Sepuluh tahun kemudian, Tenun Troso kembali bangkit. Tenun tradisional Troso muncul kembali di pasaran. Namun hal ini tidak berlangsung lama. Sebab pada tahun 1985-1988 kondisi pasar lesu dan banyak pengusaha tenun yang kembali menutup usahanya.
Sampai akhirnya saat H. Ismail menjabat Gubernur Jawa Tengah turun tangan. Ia mencanangkan pemakaian Tenun Troso sebagai pakaian dinas PNS di Jawa Tengah. Pencanangan yang dilakukan di dukuh Margokerto desa Bondo ini disusul dengan Surat Keputusan Gubernur No: 025/219/1988, yang mewajibkan seluruh pegawai pemerintah di Jawa Tengah untuk memakai produk tenun setiap hari Jumat. Upaya ini terbukti berhasil mendongkrak konsumsi masyarakat dan produksi tenun di Jawa Tengah, terutama di Troso.Para pengusaha tenun pun kembali bergairah mengembangkan usahanya.
Tenun SBY dan Obama
Tenun Troso terus mengalami perkembangan. Apalagi ketika pada tahun 2009 Susilo Bambang Yudoyono sering memakai baju dengan bahan Tenun Troso. Tak butuh waktu lama, gaung promosi Kain Tenun Troso menyeruak keberbagai belahan dunia. Kain Tenun Troso yang dipakai SBY itu disebut sebagai motif SBY.

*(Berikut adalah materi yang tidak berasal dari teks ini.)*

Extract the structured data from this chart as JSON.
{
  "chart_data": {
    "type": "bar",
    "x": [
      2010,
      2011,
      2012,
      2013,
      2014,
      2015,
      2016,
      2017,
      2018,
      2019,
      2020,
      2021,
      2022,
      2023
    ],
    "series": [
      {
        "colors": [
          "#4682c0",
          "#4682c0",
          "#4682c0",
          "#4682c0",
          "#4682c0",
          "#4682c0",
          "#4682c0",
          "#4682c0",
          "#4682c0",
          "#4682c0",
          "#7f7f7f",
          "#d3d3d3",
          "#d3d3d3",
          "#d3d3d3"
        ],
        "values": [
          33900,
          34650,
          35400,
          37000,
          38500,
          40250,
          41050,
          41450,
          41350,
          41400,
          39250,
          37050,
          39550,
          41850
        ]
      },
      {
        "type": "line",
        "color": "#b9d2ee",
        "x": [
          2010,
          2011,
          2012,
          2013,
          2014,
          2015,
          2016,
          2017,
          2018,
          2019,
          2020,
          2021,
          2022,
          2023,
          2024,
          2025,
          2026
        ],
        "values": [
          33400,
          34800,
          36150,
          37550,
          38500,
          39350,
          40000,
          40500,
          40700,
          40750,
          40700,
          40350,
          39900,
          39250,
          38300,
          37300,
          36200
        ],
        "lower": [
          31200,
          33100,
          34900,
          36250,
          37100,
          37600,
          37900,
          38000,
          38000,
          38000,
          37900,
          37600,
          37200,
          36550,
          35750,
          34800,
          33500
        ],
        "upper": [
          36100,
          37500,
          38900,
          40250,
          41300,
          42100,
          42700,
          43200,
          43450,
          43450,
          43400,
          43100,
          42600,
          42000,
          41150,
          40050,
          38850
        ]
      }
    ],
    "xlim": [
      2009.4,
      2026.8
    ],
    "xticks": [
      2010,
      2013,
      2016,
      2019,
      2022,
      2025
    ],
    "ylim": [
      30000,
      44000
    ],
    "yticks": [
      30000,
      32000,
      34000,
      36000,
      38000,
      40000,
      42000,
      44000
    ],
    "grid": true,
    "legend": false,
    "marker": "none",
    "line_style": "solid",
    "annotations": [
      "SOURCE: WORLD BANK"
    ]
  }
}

Bahkan kemudian presiden negara adidaya, Amerika Serikat, yaitu Barack Obama juga memakai baju Troso saat upacara resmi kenegaraan. Motif kain tenun yang dipakai Barack Obama waktu itu kemudian diberi nama motif Obama.
Aneka Motif.
Salah satu yang membedakan tenun Troso dan tenun daerah lain adalah kekayaan motifnya. Tidak hanya nuansa tradisional, klasik atau etnik tetapi juga motif modern dan motif-motif kontemporer. Sedangkan ragam dan jenis motif Tenun Troso yang ada antara lain, motif misris, krisna, motif ukir, motif rantai, motif mawar, motif bambu, motif burung, motif naga, motif lilin, motif antik, motif cempaka, motif dewi sri, motif kecubung, motif SBY, motif Obama dan lain-lain. Variasi motif Troso sangat beragam hingga dapat dikenakan dalam berbagai peristiwa, termasuk busana pesta, dan busana kerja.

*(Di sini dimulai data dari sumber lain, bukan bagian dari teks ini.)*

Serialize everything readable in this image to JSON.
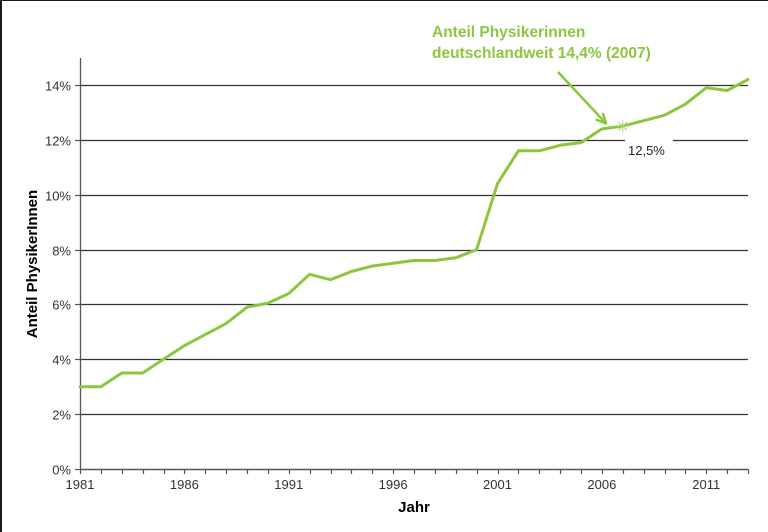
{
  "chart_data": {
    "type": "line",
    "title": "",
    "xlabel": "Jahr",
    "ylabel": "Anteil PhysikerInnen",
    "ylim": [
      0,
      14
    ],
    "xlim": [
      1981,
      2013
    ],
    "grid": true,
    "legend": null,
    "x_tick_labels": [
      "1981",
      "1986",
      "1991",
      "1996",
      "2001",
      "2006",
      "2011"
    ],
    "y_tick_labels": [
      "0%",
      "2%",
      "4%",
      "6%",
      "8%",
      "10%",
      "12%",
      "14%"
    ],
    "x": [
      1981,
      1982,
      1983,
      1984,
      1985,
      1986,
      1987,
      1988,
      1989,
      1990,
      1991,
      1992,
      1993,
      1994,
      1995,
      1996,
      1997,
      1998,
      1999,
      2000,
      2001,
      2002,
      2003,
      2004,
      2005,
      2006,
      2007,
      2008,
      2009,
      2010,
      2011,
      2012,
      2013
    ],
    "series": [
      {
        "name": "Anteil PhysikerInnen",
        "color": "#8cc63f",
        "values": [
          3.0,
          3.0,
          3.5,
          3.5,
          4.0,
          4.5,
          4.9,
          5.3,
          5.9,
          6.05,
          6.4,
          7.1,
          6.9,
          7.2,
          7.4,
          7.5,
          7.6,
          7.6,
          7.7,
          8.0,
          10.4,
          11.6,
          11.6,
          11.8,
          11.9,
          12.4,
          12.5,
          12.7,
          12.9,
          13.3,
          13.9,
          13.8,
          14.2
        ]
      }
    ],
    "annotations": [
      {
        "text_line1": "Anteil Physikerinnen",
        "text_line2": "deutschlandweit 14,4% (2007)",
        "color": "#8cc63f",
        "arrow_to": {
          "x": 2006.2,
          "y": 12.6
        }
      },
      {
        "text": "12,5%",
        "marker": "asterisk",
        "at": {
          "x": 2007,
          "y": 12.5
        }
      }
    ]
  },
  "colors": {
    "line": "#8cc63f",
    "grid": "#333333",
    "axis": "#555555",
    "text": "#333333"
  }
}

Kemampuan perajin Tenun Troso ini yang menyebabkan mereka mampu memenuhi pesanan motif tenun dari daerah lain, termasuk pesanan dari Sumba, NTT dan Bali. Salah satu motif yang banyak dan telah lana dipesan dari Sumba adakah motif Jaranan. Perbedaan bahan dan cara mengerjakan motif ini bisa saja membuat motif Jaranan dari Troso lebih laku dipasaran, termasuk di Sumba. Sebab hasil karya perajin Troso lebih murah, lebih bagus dan lebih murah.
Namun dalam persaingan antar daerah, perlindungan atas hasil karya para perajin dan seniman tenun Jepara harus mulai dilakukan. Bukan lagi sekedar wacana. Pemerintah Kabupaten dan asosiasi terkait harus benar hadir menjawab persoalan ini.
Indria Mustika, S. Pd., M. Pd., adalah Ketua Jurusan Tata Busana SMKN 2 Jepara.